Standalone failing to import PDFs (ProQuest, NYT)

qenghis · October 2, 2012

Hello, my Zotero standalone app is no longer able to import PDFs from ProQuest or New York Times archives.

When I import a citation, I briefly see a PDF icon titled "Full Text PDF" under the new citation, but it disappears almost instantly. It's been happening on every attempt for the past few days, but here is one example: http://search.proquest.com.ezproxy.cul.columbia.edu/docview/173221843/13987F5ADAE3C46605A/1

I'm using Zotero standalone 3.0.8 with Chrome 21.0.1180.90 on Mac 10.5.8.

PS I also tried it with the Firefox plugin. It works correctly with FF.

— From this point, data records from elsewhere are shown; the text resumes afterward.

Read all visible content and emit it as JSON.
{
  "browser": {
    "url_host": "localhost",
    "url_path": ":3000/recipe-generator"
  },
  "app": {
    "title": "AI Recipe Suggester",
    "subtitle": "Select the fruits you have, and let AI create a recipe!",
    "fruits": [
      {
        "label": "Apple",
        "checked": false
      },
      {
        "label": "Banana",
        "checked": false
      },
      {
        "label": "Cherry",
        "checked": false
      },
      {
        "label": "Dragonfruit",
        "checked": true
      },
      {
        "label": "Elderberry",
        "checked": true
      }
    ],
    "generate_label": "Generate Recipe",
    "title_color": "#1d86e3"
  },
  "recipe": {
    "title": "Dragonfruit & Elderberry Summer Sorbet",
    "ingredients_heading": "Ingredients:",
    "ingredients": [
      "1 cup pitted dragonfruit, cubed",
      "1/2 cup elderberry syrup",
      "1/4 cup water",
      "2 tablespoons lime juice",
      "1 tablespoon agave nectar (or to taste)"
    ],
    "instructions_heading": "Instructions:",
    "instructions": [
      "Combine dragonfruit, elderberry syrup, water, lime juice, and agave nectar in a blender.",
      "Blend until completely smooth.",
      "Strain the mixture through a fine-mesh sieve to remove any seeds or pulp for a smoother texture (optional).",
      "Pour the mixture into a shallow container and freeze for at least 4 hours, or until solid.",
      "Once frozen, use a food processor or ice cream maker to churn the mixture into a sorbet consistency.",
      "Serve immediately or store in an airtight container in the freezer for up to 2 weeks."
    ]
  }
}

adamsmith · October 2, 2012

could you confirm that other proxied resources - say JSTOR - still import PDFs into your Standalone?

qenghis · October 2, 2012

JSTOR is working.

qenghis · October 17, 2012

Hi Adam, I'm just wondering if there's any status update on this.

Thanks,
Michael

adamsmith · October 17, 2012

no, I have this bookmarked, but as I believe I mentioned elsewhere, troubleshooting connector-only issues is a good deal harder so it will take a while unless someone else takes this up.

qenghis · October 17, 2012

Ok, that's a little frustrating. Is there anything I can do to help? I have a software background.

adamsmith · October 17, 2012

PDF download/attachment via proxy&standalone is going to be more fragile until Zotero has full proxy support in the Standalone connectors, which I don't think is anywhere close. If you need this to work reliably for sites like EBSCO and Proquest the only recommendation I have is to use Firefox.
For most other sites with simpler structures connectors work just fine.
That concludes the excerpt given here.